3. Killing Eve (BBC Three)

Killing Eve - Credit: BBC
Jodie Comer as Villanelle in Killing Eve Credit: BBC

Adapted by Fleabag’s Phoebe Waller-Bridge from Luke Jennings’s Codename Villanelle novels, this drama turned the traditional tale of cat-and-mouse on its head, producing a sparkling, stylish thriller and making a star of Jodie Comer. Sandra Oh starred as an MI5 officer recruited to a secret branch by Fiona Shaw’s unconventional agency boss with the aim of tracking down an unusual Russian assassin, played with unhinged verve by Comer. 

2. Save Me (Sky Atlantic)

Lennie James created and starred in this thriller which rapidly became Sky’s most rapidly binged box-set ever. James played Nelly, a south London chancer who embarked on a quest to track down his missing daughter from whom he was estranged. Superbly acted (by James and co-stars Suranne Jones and Stephen Graham) and psychologically real, this was a mystery which was brave enough to let the plot play second fiddle to characterisation. 
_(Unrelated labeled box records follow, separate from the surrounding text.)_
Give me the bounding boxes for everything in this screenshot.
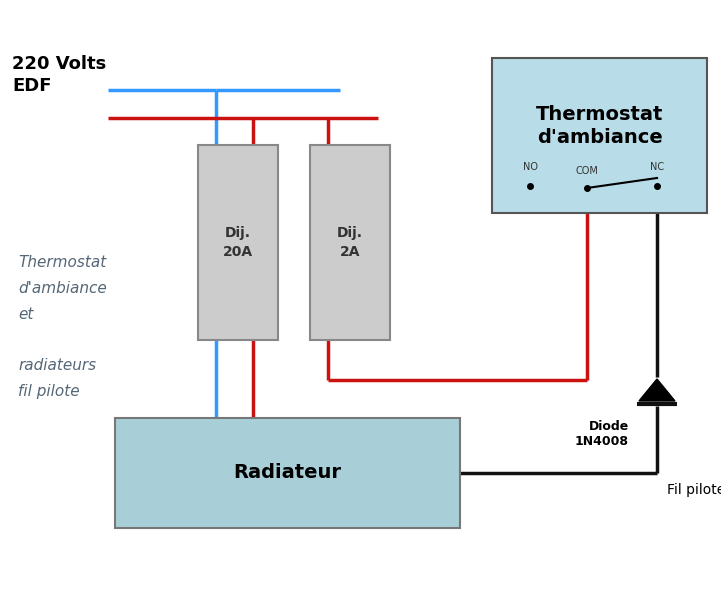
- Text: Dij.
2A: Dij. 2A: [337, 226, 363, 259]
- Text: Thermostat
d'ambiance
et

radiateurs
fil pilote: Thermostat d'ambiance et radiateurs fil …: [18, 255, 107, 399]
- Text: Diode
1N4008: Diode 1N4008: [575, 420, 629, 448]
- Bar: [310, 145, 390, 340]
- Text: NO: NO: [523, 162, 537, 172]
- Text: NC: NC: [650, 162, 664, 172]
- Text: Radiateur: Radiateur: [234, 463, 342, 482]
- Bar: [115, 418, 460, 528]
- Polygon shape: [639, 379, 675, 401]
- Text: COM: COM: [575, 166, 598, 176]
- Text: Thermostat
d'ambiance: Thermostat d'ambiance: [536, 105, 663, 147]
- Text: 220 Volts
EDF: 220 Volts EDF: [12, 55, 106, 95]
- Bar: [492, 58, 707, 213]
- Text: Fil pilote: Fil pilote: [667, 483, 721, 497]
- Bar: [198, 145, 278, 340]
- Text: Dij.
20A: Dij. 20A: [223, 226, 253, 259]
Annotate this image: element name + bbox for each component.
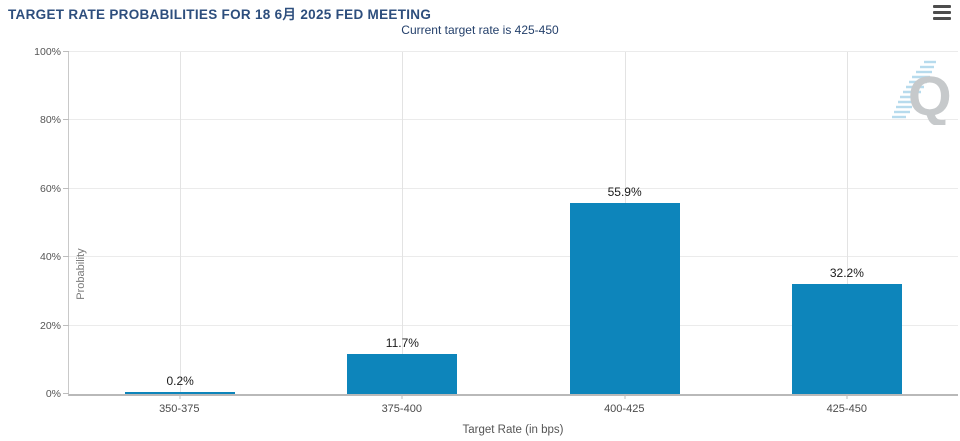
y-tick-label: 80% <box>39 114 61 127</box>
chart-subtitle: Current target rate is 425-450 <box>401 23 559 37</box>
gridline-h <box>69 119 958 121</box>
y-tick <box>63 256 69 258</box>
hamburger-menu-icon[interactable] <box>933 5 951 20</box>
bar-group-400-425: 55.9% <box>514 52 736 394</box>
x-category-label: 375-400 <box>381 403 422 415</box>
y-tick-label: 0% <box>45 388 61 400</box>
bar-400-425[interactable] <box>569 202 680 394</box>
gridline-v <box>180 52 182 394</box>
x-axis-labels: 350-375 375-400 400-425 425-450 <box>68 403 958 417</box>
x-axis-title: Target Rate (in bps) <box>462 424 564 436</box>
y-tick-label: 20% <box>39 319 61 332</box>
gridline-h <box>69 187 958 189</box>
bar-375-400[interactable] <box>347 354 458 394</box>
page-title: TARGET RATE PROBABILITIES FOR 18 6月 2025… <box>8 7 432 22</box>
x-category-label: 425-450 <box>826 403 867 415</box>
bar-group-350-375: 0.2% <box>69 52 291 394</box>
x-tick <box>179 394 181 399</box>
gridline-h <box>69 256 958 258</box>
hamburger-bar <box>933 17 951 20</box>
y-tick <box>63 119 69 121</box>
y-tick <box>63 324 69 326</box>
y-tick-label: 40% <box>39 251 61 264</box>
gridline-v <box>846 52 848 394</box>
bar-425-450[interactable] <box>791 283 902 394</box>
gridline-h <box>69 324 958 326</box>
hamburger-bar <box>933 5 951 8</box>
plot-area: 0% 20% 40% 60% 80% 100% 0.2% 11.7% 55.9%… <box>34 46 958 400</box>
x-tick <box>401 394 403 399</box>
y-tick-label: 100% <box>34 46 61 58</box>
gridline-v <box>402 52 404 394</box>
bar-group-425-450: 32.2% <box>736 52 958 394</box>
y-tick <box>63 187 69 189</box>
y-axis-title: Probability <box>75 248 87 300</box>
bar-value-label: 0.2% <box>166 374 194 388</box>
x-tick <box>846 394 848 399</box>
y-tick-label: 60% <box>39 182 61 195</box>
gridline-h <box>69 51 958 52</box>
bar-value-label: 55.9% <box>607 184 642 199</box>
hamburger-bar <box>933 11 951 14</box>
y-tick <box>63 51 69 52</box>
bar-value-label: 32.2% <box>829 265 864 280</box>
bar-group-375-400: 11.7% <box>291 52 513 394</box>
x-category-label: 400-425 <box>604 403 645 415</box>
bar-value-label: 11.7% <box>385 336 419 350</box>
y-tick <box>63 393 69 394</box>
bar-350-375[interactable] <box>125 392 236 394</box>
x-category-label: 350-375 <box>159 403 200 415</box>
x-tick <box>624 394 626 399</box>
1. A Very English Scandal (BBC One)

A Very English Scandal - Credit: BBC
Hugh Grant and Ben Whishaw in A Very English Scandal Credit: BBC

“Bunnies can and will go to Paris!” This fact-based, three-part dramatisation of the Jeremy Thorpe scandal was just sensational. Hugh Grant and Ben Whishaw excelled as devilishly duplicitous Liberal MP Thorpe and his unstable ex-lover Norman Josiffe, who threatened to derail Thorpe’s ascendant career. Written by Russell T Davies and directed by Stephen Frears, it mixed period politics with glorious farce involving bungled assassination attempts, a non-existent National Insurance card and a Great Dane named Rinka. If you missed it, seek it out on Amazon Prime Video, there’s a good chap. You’re in for a treat.